Glow Big or Glow Home

Glow Big or Glow Home

Poor Black Sabbath. They get such a bad rap. The truth is that many of their songs send the exact opposite message than what people think. Don't believe me? Check out the lyrics to After Forever!  To that end, I have stitched up a nice, pious cross logo to remind people how wholesome Sabbath is.

On the other hand, by his own admission Ozzy Osbourne is the Prince of Darkness. So flip out the lights, and this piece will remind you that no matter how good you are during the day, nighttime is the time to RAWK! \m/

The long game - why so much white?

This pattern has about 21,000 stitches - over 13,000 of which are white. This is a whole lot of setup for the glow-in-the-dark payoff, but the effect is worth it! It's like a magic trick. The illusionist puts in a lot of time to create and execute a trick, but the look on the face of the observer makes it all worthwhile.

My original idea did not include the bat wings, so I stitched v1.0 on white aida. Once I started working on the background I realized that it didn't "pop" the way I liked it. After much fuming (and maybe some cursing), I scrapped the original and started all over again on blue fabric. That makes my long setup even longer, but such are the pains of a designer. I go through all this so you don't have to!

Quid Pro Glow

There are also 5000 glow-in-the-dark stitches done with DMC Light effects E940. Phosphorescent floss is different from your standard threads in that it's made of synthetic polymers rather than cotton or silk. These plastic threads are much stretchier than cotton thread, so you have to pull them tighter to maintain the tension. Unfortunately, this often pulls at the edges of the holes, and makes them more apparent.


E940 looks white by itself, but it is not actually as white as DMC Blanc thread. When you embed large blocks of it in a field of white cotton stitches, you can see a slight variation due to the differences in both color and material which somewhat gives away the final glow-in-the-dark result.
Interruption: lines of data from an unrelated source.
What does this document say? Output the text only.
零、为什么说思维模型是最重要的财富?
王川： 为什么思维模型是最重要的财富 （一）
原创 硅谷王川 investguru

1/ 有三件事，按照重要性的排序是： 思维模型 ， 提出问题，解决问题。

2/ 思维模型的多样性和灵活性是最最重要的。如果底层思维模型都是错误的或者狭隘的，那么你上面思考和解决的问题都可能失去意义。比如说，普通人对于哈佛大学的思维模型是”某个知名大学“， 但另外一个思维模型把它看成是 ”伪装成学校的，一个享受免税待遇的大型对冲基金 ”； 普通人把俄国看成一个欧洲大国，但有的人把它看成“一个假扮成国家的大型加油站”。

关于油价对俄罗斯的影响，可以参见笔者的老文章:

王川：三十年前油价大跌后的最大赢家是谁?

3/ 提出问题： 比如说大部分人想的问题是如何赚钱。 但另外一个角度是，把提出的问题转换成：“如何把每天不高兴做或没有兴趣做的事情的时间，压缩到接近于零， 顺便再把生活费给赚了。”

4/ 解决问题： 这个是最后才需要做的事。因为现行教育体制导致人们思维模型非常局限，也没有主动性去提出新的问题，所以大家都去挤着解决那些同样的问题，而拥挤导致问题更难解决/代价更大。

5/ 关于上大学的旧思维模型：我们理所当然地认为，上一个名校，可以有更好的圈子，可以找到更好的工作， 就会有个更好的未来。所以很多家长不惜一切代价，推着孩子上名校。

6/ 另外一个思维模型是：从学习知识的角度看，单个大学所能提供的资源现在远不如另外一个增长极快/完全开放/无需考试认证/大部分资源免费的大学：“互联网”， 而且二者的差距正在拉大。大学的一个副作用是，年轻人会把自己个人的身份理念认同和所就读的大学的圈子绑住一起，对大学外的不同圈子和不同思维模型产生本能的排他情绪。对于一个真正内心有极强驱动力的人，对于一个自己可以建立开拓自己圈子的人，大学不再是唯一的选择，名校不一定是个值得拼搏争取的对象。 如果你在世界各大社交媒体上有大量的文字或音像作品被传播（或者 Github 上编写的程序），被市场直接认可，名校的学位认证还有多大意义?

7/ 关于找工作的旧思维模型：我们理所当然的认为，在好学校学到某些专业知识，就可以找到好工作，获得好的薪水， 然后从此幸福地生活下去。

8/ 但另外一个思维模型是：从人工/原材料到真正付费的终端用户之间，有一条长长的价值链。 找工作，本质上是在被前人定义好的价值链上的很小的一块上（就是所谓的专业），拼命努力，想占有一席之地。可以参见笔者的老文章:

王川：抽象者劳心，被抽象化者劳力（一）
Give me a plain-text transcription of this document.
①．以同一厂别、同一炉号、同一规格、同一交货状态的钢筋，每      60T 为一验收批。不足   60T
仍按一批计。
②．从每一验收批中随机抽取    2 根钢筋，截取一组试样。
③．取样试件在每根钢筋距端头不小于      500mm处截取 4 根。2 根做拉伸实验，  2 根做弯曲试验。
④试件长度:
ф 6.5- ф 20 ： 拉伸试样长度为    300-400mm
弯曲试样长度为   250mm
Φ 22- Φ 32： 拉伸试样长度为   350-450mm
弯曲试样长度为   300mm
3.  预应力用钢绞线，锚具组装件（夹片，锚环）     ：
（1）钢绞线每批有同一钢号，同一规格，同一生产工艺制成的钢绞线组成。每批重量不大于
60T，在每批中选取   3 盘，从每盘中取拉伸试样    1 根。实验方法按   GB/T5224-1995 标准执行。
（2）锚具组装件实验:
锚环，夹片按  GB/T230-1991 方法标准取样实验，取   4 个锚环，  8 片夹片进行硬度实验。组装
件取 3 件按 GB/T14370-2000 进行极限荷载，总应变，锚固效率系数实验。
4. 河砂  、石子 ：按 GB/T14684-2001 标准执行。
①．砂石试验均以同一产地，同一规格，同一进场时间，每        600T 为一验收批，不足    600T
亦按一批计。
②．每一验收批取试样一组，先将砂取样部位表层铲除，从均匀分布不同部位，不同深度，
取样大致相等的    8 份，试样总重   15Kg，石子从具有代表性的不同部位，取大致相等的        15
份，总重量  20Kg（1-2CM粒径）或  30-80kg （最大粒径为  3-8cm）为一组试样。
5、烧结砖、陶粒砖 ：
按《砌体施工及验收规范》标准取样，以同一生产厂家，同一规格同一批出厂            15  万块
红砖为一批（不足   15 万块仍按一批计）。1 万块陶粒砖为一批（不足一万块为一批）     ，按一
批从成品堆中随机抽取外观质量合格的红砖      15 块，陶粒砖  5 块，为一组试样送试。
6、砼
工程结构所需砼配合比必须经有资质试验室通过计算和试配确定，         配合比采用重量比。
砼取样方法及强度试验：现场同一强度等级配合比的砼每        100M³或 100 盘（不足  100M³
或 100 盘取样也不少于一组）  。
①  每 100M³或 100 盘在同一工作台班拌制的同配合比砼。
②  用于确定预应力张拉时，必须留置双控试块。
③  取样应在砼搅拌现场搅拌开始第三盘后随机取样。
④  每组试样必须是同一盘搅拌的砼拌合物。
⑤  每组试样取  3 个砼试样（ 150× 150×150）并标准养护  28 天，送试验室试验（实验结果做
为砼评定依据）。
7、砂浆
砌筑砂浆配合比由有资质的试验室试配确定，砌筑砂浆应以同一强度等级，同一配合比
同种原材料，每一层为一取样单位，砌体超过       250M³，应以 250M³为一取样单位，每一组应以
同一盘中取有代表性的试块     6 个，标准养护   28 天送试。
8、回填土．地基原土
Hopefully, your average non-stitcher won't even notice it. If your finished piece is framed under glass, it further camouflages the difference.

Most importantly, since the fibers of E940 are plastic, DO NOT IRON THEM, or they will melt. For this piece, I stitched all the cotton stitches first (all 16,000 of them). I washed and ironed it, and then put it back on a Q-snap frame stretched nice and tight, and stitched the rest. I debated re-ironing the unstitched borders (being careful not to touch the glow-in-the-dark edges with the iron), but fortunately, the process of stretching and mounting the finished piece meant there were no wrinkles or creases to be seen. I think you'll agree that once it was stretched and mounted, it looks pretty awesome!